Make mfdb/g3_data aggregation attributes more visible
MikkoVihtakari opened this issue · 3 comments
Copying the debate from a Teams chat here as it may be of an interest for @lentinj too. It started from us realising that missing data are handled as zeros in the model as long as they are within the aggregation bins. Also 0/0 appear to be handled as zeros. If this is how gadget has always been, and if changing this behaviour would break everything, we just need to learn to cope with it. Hence some suggestions for better visibility of the important aggregation information that are currently hidden in attributes()
[06:27] Vihtakari, Mikko
I have two improvement suggestions at least: 1) make g3data class which is a simple data frame but uses an explicit print method (print.g3data), which prints head() of the data frame together with summary information of central attributes. A bit like tibble printing combined with lm or other model printing.
[06:28] Vihtakari, Mikko
2) Add my data figures to gadgetplots and add the length attribute bins to those figures as background grid.
[06:28] Vihtakari, Mikko
With those two changes the attributes will be more visible for the user. One could also have tests for cases where data exceed the attribute limits, etc.
[06:31] Vihtakari, Mikko
I am fine with missing values being 0 if that's how gadget has always worked (although 0/0 is still confusing me), but I am not fine hiding all these important details in attributes instead of letting the user know about them very clearly.
[06:34] Vihtakari, Mikko
Also carrying over these data attributes to g3_fit object could be an idea. We could then add them to the plots to remind the user how they aggregated their data and to see inconsistencies in the aggregation.

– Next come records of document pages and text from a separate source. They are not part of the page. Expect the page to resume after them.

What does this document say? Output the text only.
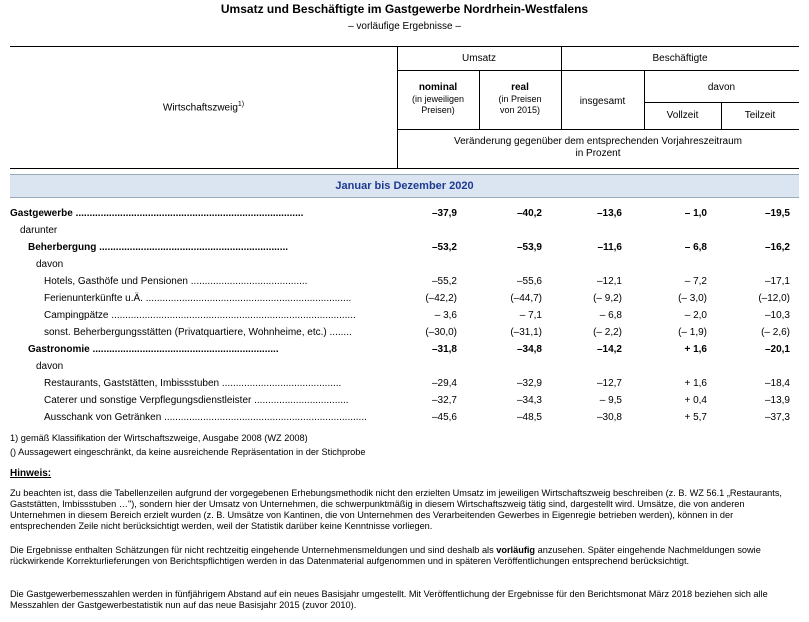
Umsatz und Beschäftigte im Gastgewerbe Nordrhein-Westfalens
– vorläufige Ergebnisse –
Wirtschaftszweig$^{1)}$
Umsatz	Beschäftigte
nominal
(in jeweiligen
Preisen)
real
(in Preisen
von 2015)
insgesamt
davon
Vollzeit	Teilzeit
Veränderung gegenüber dem entsprechenden Vorjahreszeitraum
in Prozent
Januar bis Dezember 2020
Gastgewerbe ..................................................................................	–37,9	–40,2	–13,6	– 1,0	–19,5
darunter
Beherbergung ....................................................................	–53,2	–53,9	–11,6	– 6,8	–16,2
davon
Hotels, Gasthöfe und Pensionen ..........................................	–55,2	–55,6	–12,1	– 7,2	–17,1
Ferienunterkünfte u.Ä. ..........................................................................	(–42,2)	(–44,7)	(– 9,2)	(– 3,0)	(–12,0)
Campingpätze ........................................................................................	– 3,6	– 7,1	– 6,8	– 2,0	–10,3
sonst. Beherbergungsstätten (Privatquartiere, Wohnheime, etc.) ........	(–30,0)	(–31,1)	(– 2,2)	(– 1,9)	(– 2,6)
Gastronomie ...................................................................	–31,8	–34,8	–14,2	+ 1,6	–20,1
davon
Restaurants, Gaststätten, Imbissstuben ...........................................	–29,4	–32,9	–12,7	+ 1,6	–18,4
Caterer und sonstige Verpflegungsdienstleister ..................................	–32,7	–34,3	– 9,5	+ 0,4	–13,9
Ausschank von Getränken .........................................................................	–45,6	–48,5	–30,8	+ 5,7	–37,3
1) gemäß Klassifikation der Wirtschaftszweige, Ausgabe 2008 (WZ 2008)
() Aussagewert eingeschränkt, da keine ausreichende Repräsentation in der Stichprobe
Hinweis:
Zu beachten ist, dass die Tabellenzeilen aufgrund der vorgegebenen Erhebungsmethodik nicht den erzielten Umsatz im jeweiligen Wirtschaftszweig beschreiben (z. B. WZ 56.1 „Restaurants, Gaststätten, Imbissstuben …"), sondern hier der Umsatz von Unternehmen, die schwerpunktmäßig in diesem Wirtschaftszweig tätig sind, dargestellt wird. Umsätze, die von anderen Unternehmen in diesem Bereich erzielt wurden (z. B. Umsätze von Kantinen, die von Unternehmen des Verarbeitenden Gewerbes in Eigenregie betrieben werden), können in der entsprechenden Zeile nicht berücksichtigt werden, weil der Statistik darüber keine Kenntnisse vorliegen.
Die Ergebnisse enthalten Schätzungen für nicht rechtzeitig eingehende Unternehmensmeldungen und sind deshalb als vorläufig anzusehen. Später eingehende Nachmeldungen sowie rückwirkende Korrekturlieferungen von Berichtspflichtigen werden in das Datenmaterial aufgenommen und in späteren Veröffentlichungen entsprechend berücksichtigt.
Die Gastgewerbemesszahlen werden in fünfjährigem Abstand auf ein neues Basisjahr umgestellt. Mit Veröffentlichung der Ergebnisse für den Berichtsmonat März 2018 beziehen sich alle Messzahlen der Gastgewerbestatistik nun auf das neue Basisjahr 2015 (zuvor 2010).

Also, I am confused which aggregation parameters (in the attributes) assume zeros and which do not. Seems that it is fine to have missing years in the data even though aggregation parameters are defined for that year.
If this is how gadget has always been, and if changing this behaviour would break everything, we just need to learn to cope with it.
I'm pretty sure it is. At very least it was how gadget2 worked in @bthe 's head :)
However, if the data is a more accurate reflection of the aggregation than the attributes are, is it worth just removing them and letting g3l_distribution figure it out from the data?
make g3data class which is a simple data frame but uses an explicit print method (print.g3data),
I'm up for this. The main reason these data.frames are class-less is because back in the day there was no gadget-related packages, only MFDB.
Also, I am confused which aggregation parameters (in the attributes) assume zeros and which do not. Seems that it is fine to have missing years in the data even though aggregation parameters are defined for that year.
Basically, yes. Gaps in year/step mean don't do any comparison, otherwise fall back to whatever ifmissing
is set to: https://gadget-framework.github.io/gadget3/reference/likelihood_distribution.html#obs-data-and-data-aggregation
Related to this conversation is #112, which adds parsing of factor levels generated by cut()
to achieve the same thing as the MFDB-style attributes, so the following produces groups gadget3 will understand:
# Generate a bunch of nonsense that doesn't fill the full length range
ldist.lln.raw <- data.frame(
year = c(1999, 2000),
age = sample(5:9, 100, replace = TRUE),
length = sample(10:70, 100, replace = TRUE),
number = 1,
stringsAsFactors = FALSE)
ldist.lln.raw |>
group_by(year = year, age = age, length = cut(length, breaks = seq(10, 100, by = 10), right = FALSE)) |>
summarise(number = sum(number))
Arguably it's just shunting the hidden attributes somewhere else, but it's shunting them somewhere tibble understands.